À Nantes, Zero to One muscle sa programmation 2026 avec plus de 30 speakers

Jan 26, 2026 | Nantes

Zero to One revient à Nantes les 28 et 29 janvier 2026 pour une troisième édition portée par H7 et le réseau de lieux _icilundi. L’événement annonce un format dense, articulé autour d’environ 20 conférences et plus de 30 intervenants, avec une cible de plus de 500 participants.
Pour les professionnels de l’événementiel, l’intérêt dépasse la simple liste de speakers. Le programme repose sur une promesse “terrain” et sur une expérience participant très guidée, entre contenus, circulation, et moments de mise en relation. Autrement dit, c’est un cas concret de conception d’un rendez-vous B2B où la production et le pilotage éditorial font la différence.

Zero to One revendique une logique de parcours. Sur deux jours, le public navigue entre conférences, keynotes, tables rondes et pitchs de start-up, selon ses priorités du moment (financement, croissance, recrutement, international, etc.). Ce choix est séduisant, mais il impose une contrainte opérationnelle forte : organiser la liberté sans perdre le rythme.

Concrètement, tout se joue sur la gestion des flux. Dès l’accueil (annoncé “à partir de 8h30”), l’équipe doit absorber des pics d’arrivées, orienter vite, et éviter l’embouteillage aux points de passage (contrôle, badges, vestiaires, accès salles). Ensuite, la promesse “je compose mon programme” ne tient que si la signalétique est irréprochable et si les transitions sont courtes. Ainsi, le moindre retard se propage : une salle qui déborde, un couloir saturé, un speaker qui prend trois minutes de plus… et l’expérience se dégrade.

Zero to One à Nantes

Par ailleurs, l’événement met en avant des outils et espaces de networking, dont une webapp conçue pour connecter les participants avant, pendant et après. Là encore, pour un organisateur, ce n’est pas un “bonus tech” : il faut prévoir l’activation (messages, QR codes, onboarding), l’animation (temps dédiés, mise en relation), et le support (problèmes de connexion, usage sur place).

Enfin, l’afterparty prévue à l’issue de l’événement complète le dispositif. Elle peut renforcer la valeur perçue, à condition d’être cadrée comme un temps de travail informel : capacité, acoustique, circulation, et scénarisation légère pour éviter l’effet “soirée qui se vide”.

Avec plus de 30 speakers annoncés, la gouvernance éditoriale devient un enjeu central.
Le risque, dans ce type de rendez-vous B2B, n’est pas le manque d’idées, mais l’empilement de prises de parole sans niveau de preuve. Dès lors, l’équipe programme doit verrouiller des briefs simples : un angle, un cas précis, des arbitrages, et des enseignements transférables.

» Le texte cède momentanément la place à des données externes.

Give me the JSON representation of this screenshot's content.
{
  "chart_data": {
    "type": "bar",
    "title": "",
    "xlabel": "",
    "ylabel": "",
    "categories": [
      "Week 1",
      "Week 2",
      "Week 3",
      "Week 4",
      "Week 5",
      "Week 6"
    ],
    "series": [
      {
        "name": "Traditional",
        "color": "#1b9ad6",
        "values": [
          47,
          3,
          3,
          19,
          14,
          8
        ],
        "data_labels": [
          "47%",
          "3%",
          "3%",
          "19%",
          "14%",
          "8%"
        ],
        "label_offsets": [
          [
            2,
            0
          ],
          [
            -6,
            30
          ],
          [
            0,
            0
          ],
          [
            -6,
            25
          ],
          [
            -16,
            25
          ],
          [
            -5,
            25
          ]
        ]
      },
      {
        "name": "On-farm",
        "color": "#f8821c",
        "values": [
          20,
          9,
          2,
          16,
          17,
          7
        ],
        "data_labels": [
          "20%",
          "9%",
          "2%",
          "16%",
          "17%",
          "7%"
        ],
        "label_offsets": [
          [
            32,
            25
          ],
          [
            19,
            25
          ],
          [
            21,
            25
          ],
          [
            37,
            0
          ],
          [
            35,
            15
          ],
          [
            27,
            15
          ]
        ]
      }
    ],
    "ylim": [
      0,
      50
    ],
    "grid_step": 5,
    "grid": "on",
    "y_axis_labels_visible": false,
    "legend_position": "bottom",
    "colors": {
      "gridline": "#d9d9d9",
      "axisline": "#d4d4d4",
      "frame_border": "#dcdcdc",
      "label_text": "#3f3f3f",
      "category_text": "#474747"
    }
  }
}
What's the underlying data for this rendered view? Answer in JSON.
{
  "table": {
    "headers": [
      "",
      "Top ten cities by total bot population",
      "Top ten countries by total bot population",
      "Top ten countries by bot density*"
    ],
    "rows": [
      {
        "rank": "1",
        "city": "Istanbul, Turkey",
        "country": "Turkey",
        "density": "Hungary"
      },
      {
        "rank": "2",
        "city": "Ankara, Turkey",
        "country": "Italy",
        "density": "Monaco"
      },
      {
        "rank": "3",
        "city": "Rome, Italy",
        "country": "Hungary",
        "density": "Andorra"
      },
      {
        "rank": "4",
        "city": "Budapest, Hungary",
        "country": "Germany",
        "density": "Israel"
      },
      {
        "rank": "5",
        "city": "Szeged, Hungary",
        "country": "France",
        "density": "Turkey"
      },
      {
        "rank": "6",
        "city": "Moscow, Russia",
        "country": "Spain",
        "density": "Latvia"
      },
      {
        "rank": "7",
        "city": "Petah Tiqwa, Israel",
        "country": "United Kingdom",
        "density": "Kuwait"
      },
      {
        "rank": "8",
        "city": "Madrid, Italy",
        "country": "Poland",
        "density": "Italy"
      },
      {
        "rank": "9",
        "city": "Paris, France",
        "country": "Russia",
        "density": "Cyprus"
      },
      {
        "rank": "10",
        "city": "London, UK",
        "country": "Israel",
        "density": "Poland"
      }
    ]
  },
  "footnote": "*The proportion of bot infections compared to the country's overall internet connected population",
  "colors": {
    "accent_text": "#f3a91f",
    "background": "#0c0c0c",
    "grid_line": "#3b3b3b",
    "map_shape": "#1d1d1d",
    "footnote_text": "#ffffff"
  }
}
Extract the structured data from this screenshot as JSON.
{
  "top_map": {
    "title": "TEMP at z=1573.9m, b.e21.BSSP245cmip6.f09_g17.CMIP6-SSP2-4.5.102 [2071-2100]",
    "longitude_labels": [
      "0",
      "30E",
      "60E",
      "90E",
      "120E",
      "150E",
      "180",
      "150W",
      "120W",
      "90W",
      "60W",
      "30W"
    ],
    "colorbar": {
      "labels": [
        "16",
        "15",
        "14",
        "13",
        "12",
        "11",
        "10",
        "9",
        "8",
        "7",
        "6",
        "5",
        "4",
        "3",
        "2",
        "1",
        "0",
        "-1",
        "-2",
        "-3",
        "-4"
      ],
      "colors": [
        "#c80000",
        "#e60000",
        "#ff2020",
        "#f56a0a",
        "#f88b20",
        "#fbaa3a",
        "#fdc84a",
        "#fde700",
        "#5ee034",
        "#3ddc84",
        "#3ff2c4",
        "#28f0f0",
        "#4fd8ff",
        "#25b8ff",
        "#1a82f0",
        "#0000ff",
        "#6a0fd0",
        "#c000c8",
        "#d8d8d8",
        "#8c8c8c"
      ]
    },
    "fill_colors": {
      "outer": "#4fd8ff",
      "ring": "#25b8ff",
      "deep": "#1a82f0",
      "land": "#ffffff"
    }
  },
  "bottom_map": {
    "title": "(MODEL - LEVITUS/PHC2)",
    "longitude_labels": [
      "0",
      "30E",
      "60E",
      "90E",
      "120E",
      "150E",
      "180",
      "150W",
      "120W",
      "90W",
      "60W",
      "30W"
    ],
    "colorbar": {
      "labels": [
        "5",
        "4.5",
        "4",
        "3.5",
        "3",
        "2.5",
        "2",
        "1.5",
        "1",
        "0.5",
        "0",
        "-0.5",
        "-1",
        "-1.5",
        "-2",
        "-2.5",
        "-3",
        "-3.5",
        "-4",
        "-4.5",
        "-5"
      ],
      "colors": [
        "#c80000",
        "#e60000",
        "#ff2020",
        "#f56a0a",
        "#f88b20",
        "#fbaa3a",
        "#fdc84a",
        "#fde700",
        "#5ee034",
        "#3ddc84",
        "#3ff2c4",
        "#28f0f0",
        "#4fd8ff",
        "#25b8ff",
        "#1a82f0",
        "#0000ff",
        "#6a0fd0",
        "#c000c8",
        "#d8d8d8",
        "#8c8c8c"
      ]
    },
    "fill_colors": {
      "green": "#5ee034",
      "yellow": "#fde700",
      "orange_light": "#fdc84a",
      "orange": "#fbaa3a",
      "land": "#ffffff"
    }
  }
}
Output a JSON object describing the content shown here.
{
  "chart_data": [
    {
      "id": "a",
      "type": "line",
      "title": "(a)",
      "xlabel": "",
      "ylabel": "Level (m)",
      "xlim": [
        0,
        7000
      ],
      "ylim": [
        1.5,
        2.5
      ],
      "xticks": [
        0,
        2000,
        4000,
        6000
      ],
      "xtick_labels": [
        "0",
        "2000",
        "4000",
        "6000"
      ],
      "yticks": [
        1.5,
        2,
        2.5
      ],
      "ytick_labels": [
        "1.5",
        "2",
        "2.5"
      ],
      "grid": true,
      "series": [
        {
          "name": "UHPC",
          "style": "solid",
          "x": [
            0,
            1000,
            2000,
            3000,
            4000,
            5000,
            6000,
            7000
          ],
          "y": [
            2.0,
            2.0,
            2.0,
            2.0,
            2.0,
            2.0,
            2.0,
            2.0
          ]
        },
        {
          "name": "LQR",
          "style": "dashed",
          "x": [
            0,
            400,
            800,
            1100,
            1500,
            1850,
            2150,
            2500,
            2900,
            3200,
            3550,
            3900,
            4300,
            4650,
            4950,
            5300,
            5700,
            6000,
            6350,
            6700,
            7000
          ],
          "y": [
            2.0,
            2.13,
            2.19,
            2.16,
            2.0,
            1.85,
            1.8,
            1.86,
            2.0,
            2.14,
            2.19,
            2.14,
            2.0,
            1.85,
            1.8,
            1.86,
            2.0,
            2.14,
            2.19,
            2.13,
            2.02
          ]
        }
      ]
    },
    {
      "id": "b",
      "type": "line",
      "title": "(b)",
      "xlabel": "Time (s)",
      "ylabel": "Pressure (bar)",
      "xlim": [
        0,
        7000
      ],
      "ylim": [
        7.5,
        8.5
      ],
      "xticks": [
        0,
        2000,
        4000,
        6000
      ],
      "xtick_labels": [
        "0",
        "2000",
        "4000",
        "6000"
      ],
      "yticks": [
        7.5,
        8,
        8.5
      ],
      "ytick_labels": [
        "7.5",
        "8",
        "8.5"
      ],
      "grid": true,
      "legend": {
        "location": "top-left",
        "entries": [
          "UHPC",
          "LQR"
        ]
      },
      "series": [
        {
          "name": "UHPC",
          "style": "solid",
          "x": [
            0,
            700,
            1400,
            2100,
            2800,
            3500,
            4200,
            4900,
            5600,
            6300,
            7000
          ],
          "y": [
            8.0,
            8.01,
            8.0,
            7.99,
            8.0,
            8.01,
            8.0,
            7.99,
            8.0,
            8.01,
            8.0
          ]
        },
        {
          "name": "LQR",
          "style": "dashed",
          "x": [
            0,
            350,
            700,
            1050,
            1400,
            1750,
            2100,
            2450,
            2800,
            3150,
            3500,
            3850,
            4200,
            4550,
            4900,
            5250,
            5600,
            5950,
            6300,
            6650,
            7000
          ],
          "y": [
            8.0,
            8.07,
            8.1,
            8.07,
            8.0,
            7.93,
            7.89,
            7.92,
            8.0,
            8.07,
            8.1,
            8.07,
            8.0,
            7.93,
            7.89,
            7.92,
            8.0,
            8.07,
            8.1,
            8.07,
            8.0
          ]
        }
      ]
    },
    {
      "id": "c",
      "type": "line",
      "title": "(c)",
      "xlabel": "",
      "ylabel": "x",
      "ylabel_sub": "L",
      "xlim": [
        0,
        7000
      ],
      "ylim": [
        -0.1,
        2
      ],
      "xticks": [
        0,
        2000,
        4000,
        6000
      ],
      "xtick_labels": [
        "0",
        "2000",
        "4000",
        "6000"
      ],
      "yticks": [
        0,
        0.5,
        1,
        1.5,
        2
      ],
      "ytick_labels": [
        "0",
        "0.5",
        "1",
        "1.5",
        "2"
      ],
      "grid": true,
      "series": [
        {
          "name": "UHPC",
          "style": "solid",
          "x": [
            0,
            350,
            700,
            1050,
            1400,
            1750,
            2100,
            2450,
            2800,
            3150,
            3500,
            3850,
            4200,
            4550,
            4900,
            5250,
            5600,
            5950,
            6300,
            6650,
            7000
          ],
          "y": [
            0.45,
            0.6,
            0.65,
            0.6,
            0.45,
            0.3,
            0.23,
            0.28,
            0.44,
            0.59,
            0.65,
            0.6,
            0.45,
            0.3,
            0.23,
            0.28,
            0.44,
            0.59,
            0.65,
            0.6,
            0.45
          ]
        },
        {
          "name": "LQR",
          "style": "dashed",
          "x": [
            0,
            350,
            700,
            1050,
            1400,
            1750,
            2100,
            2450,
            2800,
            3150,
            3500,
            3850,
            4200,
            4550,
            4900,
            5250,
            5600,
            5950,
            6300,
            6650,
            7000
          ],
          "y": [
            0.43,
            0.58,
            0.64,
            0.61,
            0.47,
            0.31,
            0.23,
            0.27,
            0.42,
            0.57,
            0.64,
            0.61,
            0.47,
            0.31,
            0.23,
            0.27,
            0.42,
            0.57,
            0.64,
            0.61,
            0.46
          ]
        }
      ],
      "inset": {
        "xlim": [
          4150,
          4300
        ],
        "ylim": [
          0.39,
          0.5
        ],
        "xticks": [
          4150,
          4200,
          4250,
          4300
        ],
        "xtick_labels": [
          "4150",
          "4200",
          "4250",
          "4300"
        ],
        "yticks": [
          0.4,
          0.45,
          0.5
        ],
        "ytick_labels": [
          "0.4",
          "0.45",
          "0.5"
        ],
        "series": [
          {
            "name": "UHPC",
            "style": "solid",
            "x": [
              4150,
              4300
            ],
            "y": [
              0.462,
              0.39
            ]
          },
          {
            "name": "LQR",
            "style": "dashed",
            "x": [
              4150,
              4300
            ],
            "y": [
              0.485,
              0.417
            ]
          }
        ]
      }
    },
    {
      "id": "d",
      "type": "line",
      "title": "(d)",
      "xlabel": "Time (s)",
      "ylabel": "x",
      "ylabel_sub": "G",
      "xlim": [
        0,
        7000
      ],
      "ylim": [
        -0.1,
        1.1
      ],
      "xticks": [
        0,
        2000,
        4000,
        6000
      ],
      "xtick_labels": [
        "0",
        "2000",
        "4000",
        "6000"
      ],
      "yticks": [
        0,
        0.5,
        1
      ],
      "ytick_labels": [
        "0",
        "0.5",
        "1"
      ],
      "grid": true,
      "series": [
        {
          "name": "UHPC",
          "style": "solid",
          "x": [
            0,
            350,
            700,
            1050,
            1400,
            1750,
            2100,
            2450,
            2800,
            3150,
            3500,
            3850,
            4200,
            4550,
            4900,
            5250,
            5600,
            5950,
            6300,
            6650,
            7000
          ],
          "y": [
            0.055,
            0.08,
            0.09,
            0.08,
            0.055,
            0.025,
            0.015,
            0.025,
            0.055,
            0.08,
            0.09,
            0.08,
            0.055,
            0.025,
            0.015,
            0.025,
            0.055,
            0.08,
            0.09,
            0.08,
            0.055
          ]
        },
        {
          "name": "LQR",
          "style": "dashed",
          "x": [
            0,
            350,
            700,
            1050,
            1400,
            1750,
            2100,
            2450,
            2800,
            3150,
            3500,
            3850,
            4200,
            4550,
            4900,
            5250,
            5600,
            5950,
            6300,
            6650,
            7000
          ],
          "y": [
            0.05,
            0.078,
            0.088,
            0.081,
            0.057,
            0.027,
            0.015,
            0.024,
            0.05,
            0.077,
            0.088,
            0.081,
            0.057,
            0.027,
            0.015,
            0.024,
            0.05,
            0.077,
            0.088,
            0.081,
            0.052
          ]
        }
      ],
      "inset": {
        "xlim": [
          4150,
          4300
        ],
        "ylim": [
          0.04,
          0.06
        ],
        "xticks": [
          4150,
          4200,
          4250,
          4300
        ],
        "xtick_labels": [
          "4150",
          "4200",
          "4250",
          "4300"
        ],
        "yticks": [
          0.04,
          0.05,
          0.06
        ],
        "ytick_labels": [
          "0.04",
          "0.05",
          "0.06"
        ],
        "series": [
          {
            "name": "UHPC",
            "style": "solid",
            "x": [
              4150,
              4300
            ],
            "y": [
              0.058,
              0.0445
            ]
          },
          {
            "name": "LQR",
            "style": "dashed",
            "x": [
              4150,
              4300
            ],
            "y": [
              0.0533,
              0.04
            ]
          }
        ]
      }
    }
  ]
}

Le programme publié illustre cette volonté de contenu incarné. Jour 1, par exemple, Wilfried Granier (Superprof) est annoncé sur un retour d’expérience autour de “l’épopée Superprof”, et Roxanne Varza (Station F) sur une intervention intitulée “Pourquoi Yann Le Cun veut créer sa start-up à Paris ?”.
Jour 2, Cyril Chiche (Lydia) doit revenir sur l’évolution “de Lydia à Sumeria”, tandis qu’Aurore Pinon-Jacques (Goodvest) aborde la construction d’une communauté d’investisseurs engagés.


Pour une agence évènementielles ou un prestataire, ces formats impliquent un pilotage fin en amont : collecte des éléments (bio, visuels, disclaimers), préparation des conducteurs, et cadrage des échanges. Les sessions “animées par” ajoutent aussi une variable de qualité : un bon modérateur tient le timing, relance sur des points concrets, et évite le discours trop général. Côté régie, la variété des intervenants impose une coordination serrée (arrivées, répétitions, micro, supports, gestion des changements de dernière minute).

Enfin, l’équilibre entre contenu et rencontres n’est pas automatique. Il doit être fabriqué : enchaîner les talks sans respirations peut saturer le public, mais trop de “temps libres” dilue la valeur. Zero to One semble miser sur cette alternance, avec l’objectif assumé de créer des échanges utiles, au-delà de la scène.